Central Plains irrigation scheme wants to raise $45M - first stage
The $145 million dollar first stage of a major South Canterbury irrigation scheme, Central Plains Water, has taken a big step forward with farmers in the catchment being offered shares in a private capital-raising of up to $45 million.
CPW says in offer documents lodged at the Companies Office on Sept. 4 that it is seeking to raise a total of $185 million to complete stage one, pay down existing loans and deal with the fact that it currently carries negative equity of $13.5 million at June 30, and rising.
The company is also in negotiation with Crown Irrigation Ltd, the government's vehicle for doling out promised funds of $35 million a year over five years in assistance to get major irrigation projects off the ground, announced in the 2011 Budget and implemented from this year.
The scale of capital needs has typically been a barrier to progress as potential farmer-shareholders may not agree on timing or could struggle with bank funding.
More efficient use of freshwater resources, particularly for agricultural irrigation to extend the reach of dairying, has been a major policy priority since the National-led government won the 2008 election.
CPW has been on the books since 2003, and is only now approaching the first stage of a larger scheme. It will use water from Lake Coleridge, currently maintained by Infratil-controlled TrustPower, to irrigate an area south of the Hororata River and will require 2.5 million cubic metres of earth to be used to build a headrace mechanism to take water from the Rakaia River.
TrustPower is not an investor in the scheme, which is open only to farmers who will participate in the water-sharing scheme.

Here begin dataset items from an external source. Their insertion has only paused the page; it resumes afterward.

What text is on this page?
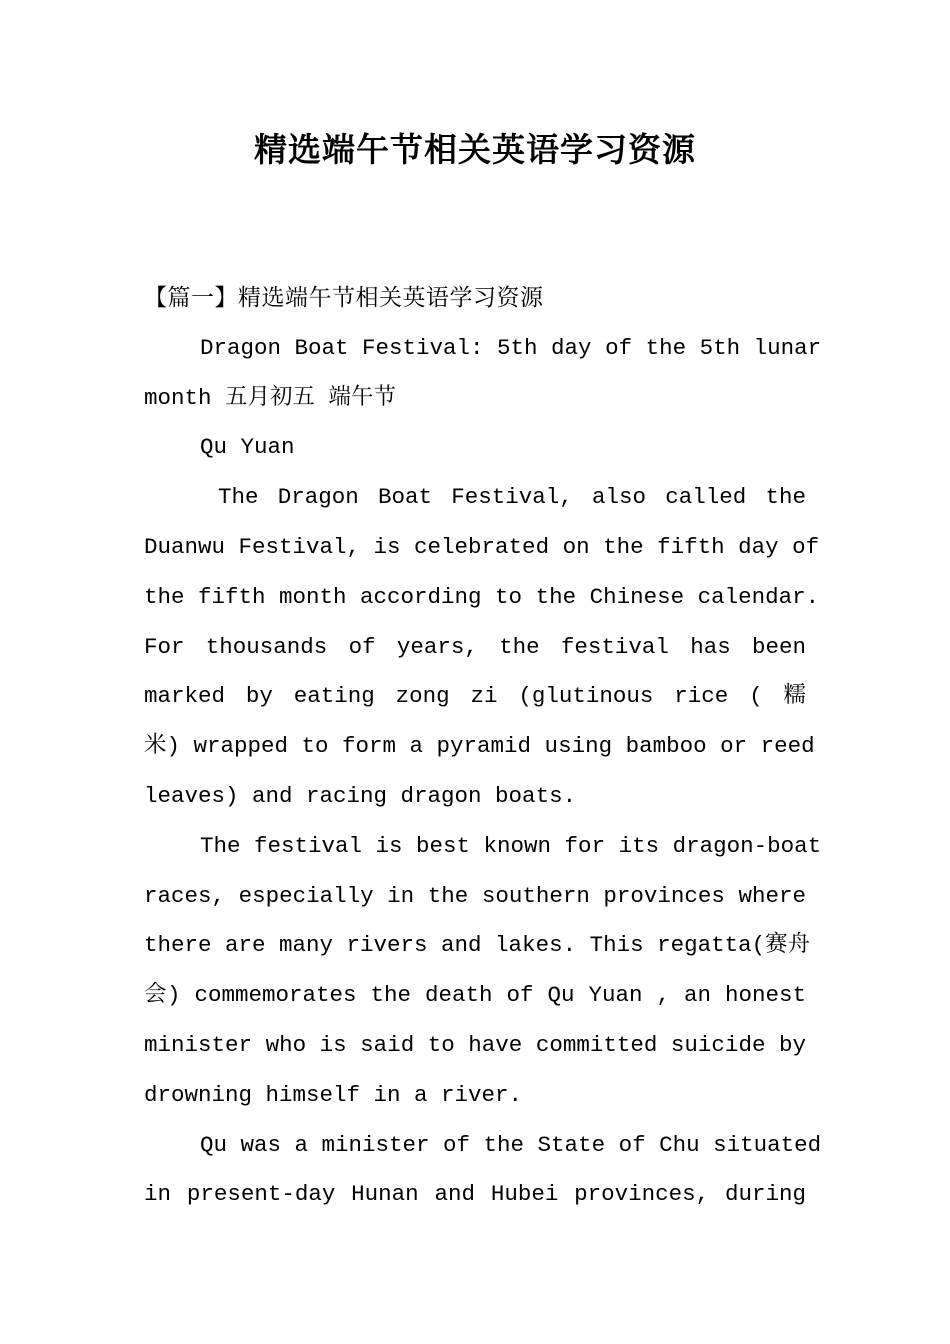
精选端午节相关英语学习资源
【篇一】精选端午节相关英语学习资源
Dragon Boat Festival: 5th day of the 5th lunar
month 五月初五 端午节
Qu Yuan
The Dragon Boat Festival, also called the
Duanwu Festival, is celebrated on the fifth day of
the fifth month according to the Chinese calendar.
For thousands of years, the festival has been
marked by eating zong zi (glutinous rice ( 糯
米) wrapped to form a pyramid using bamboo or reed
leaves) and racing dragon boats.
The festival is best known for its dragon-boat
races, especially in the southern provinces where
there are many rivers and lakes. This regatta(赛舟
会) commemorates the death of Qu Yuan , an honest
minister who is said to have committed suicide by
drowning himself in a river.
Qu was a minister of the State of Chu situated
in present-day Hunan and Hubei provinces, during
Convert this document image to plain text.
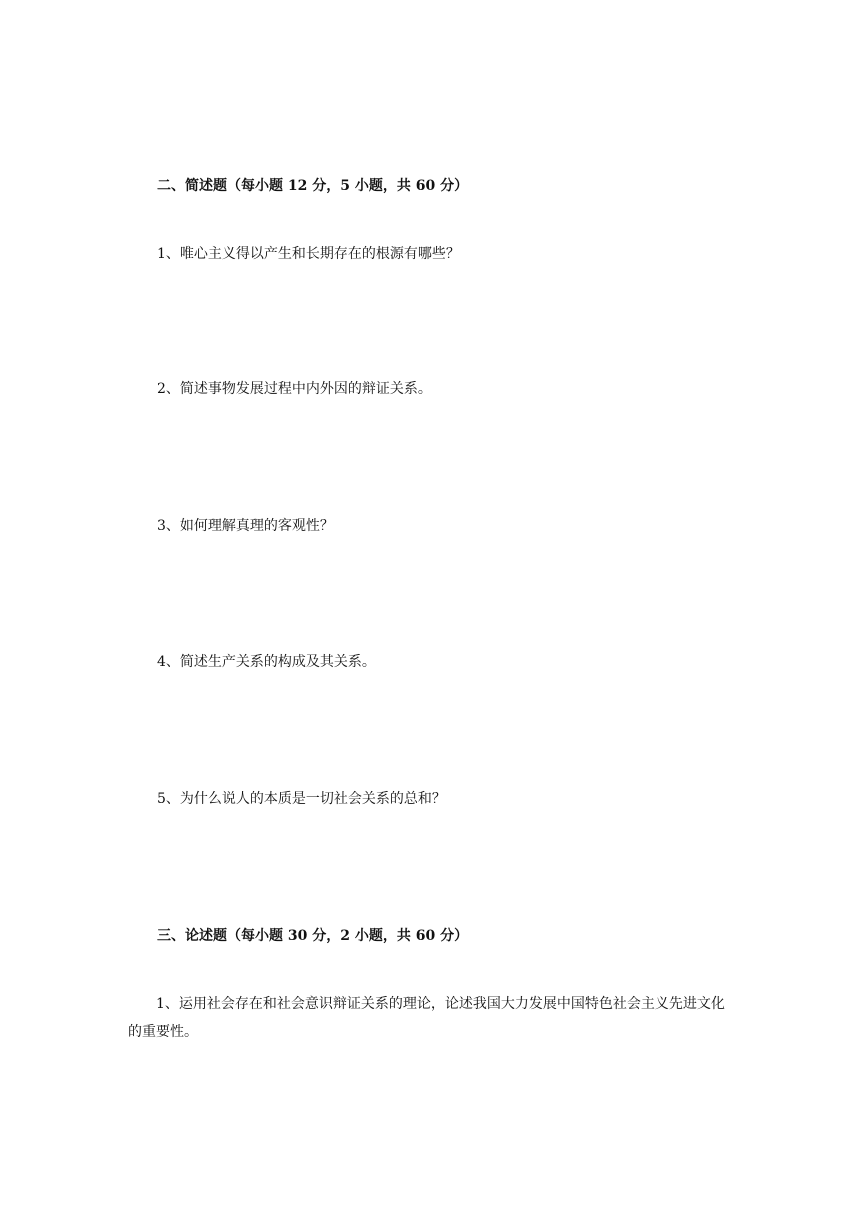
二、简述题（每小题 12 分，5 小题，共 60 分）

1、唯心主义得以产生和长期存在的根源有哪些？

2、简述事物发展过程中内外因的辩证关系。

3、如何理解真理的客观性？

4、简述生产关系的构成及其关系。

5、为什么说人的本质是一切社会关系的总和？

三、论述题（每小题 30 分，2 小题，共 60 分）

1、运用社会存在和社会意识辩证关系的理论，论述我国大力发展中国特色社会主义先进文化的重要性。
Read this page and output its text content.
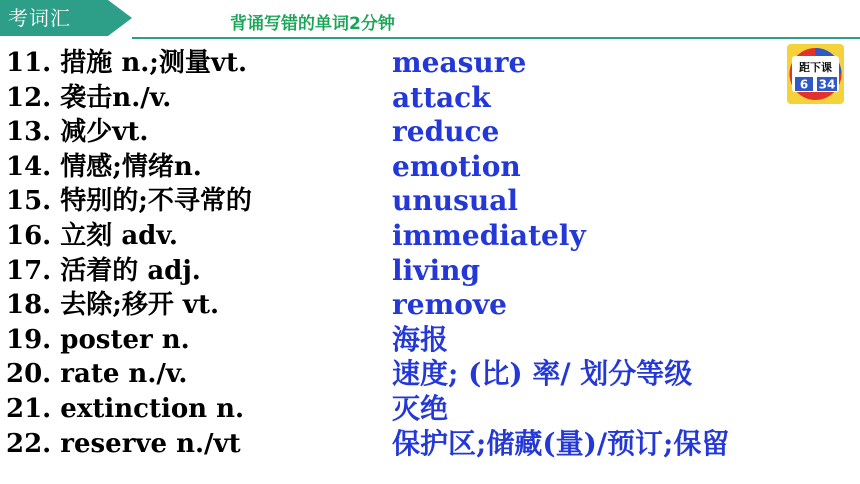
考词汇	背诵写错的单词2分钟
距下课
6 34
11. 措施 n.;测量vt.	measure
12. 袭击n./v.	attack
13. 减少vt.	reduce
14. 情感;情绪n.	emotion
15. 特别的;不寻常的	unusual
16. 立刻 adv.	immediately
17. 活着的 adj.	living
18. 去除;移开 vt.	remove
19. poster n.	海报
20. rate n./v.	速度; (比) 率/ 划分等级
21. extinction n.	灭绝
22. reserve n./vt	保护区;储藏(量)/预订;保留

Participation costs $1,750 per share for stage one development rights, $200 a share for early rights on stage 2, and works out roughly to a cost of $23,000 per hectare for irrigation rights. There will be annual ongoing costs of around $720 per hectare. The minimum to be raised by both parts of the float is $17.5 million, and the maximum $45 million, with oversubscriptions.
Water would become available in 2015.
The CPW move comes as other major schemes also make progress.
Another South Canterbury project, being co-funded by state-owned hydro-electricity generator Meridian Energy, has gained $640,000 of new funding from the Ministry for Primary Industries' Irrigation Acceleration Fund.
The funding will assist the Hunter Downs Development Company Limited to establish a design team to undertake the project's engineering design, investigate farmer demand for the scheme, and raise funds for the scheme's further stages, a statement from the company says.
"Once the feasibility of the project is determined, the HDI Scheme intends to use Waitaki water to irrigate up to 40,000 hectares north to Otipua. This will service between 200 and 300 land owners within a total command area of 60,000 hectares," said Hunter Downs Irrigation Limited chair Andrew Fraser.
Construction is anticipated to begin in early 2016.
Meanwhile, the Wairarapa Water Use Project, seeking to add 30,000 hectares of irrigation to 12,000 hectares at present. While still at an early stage, the project has narrowed its considerations to five areas: White Rock, Mangatarere, Black Creek, Te Mara, and Tividale.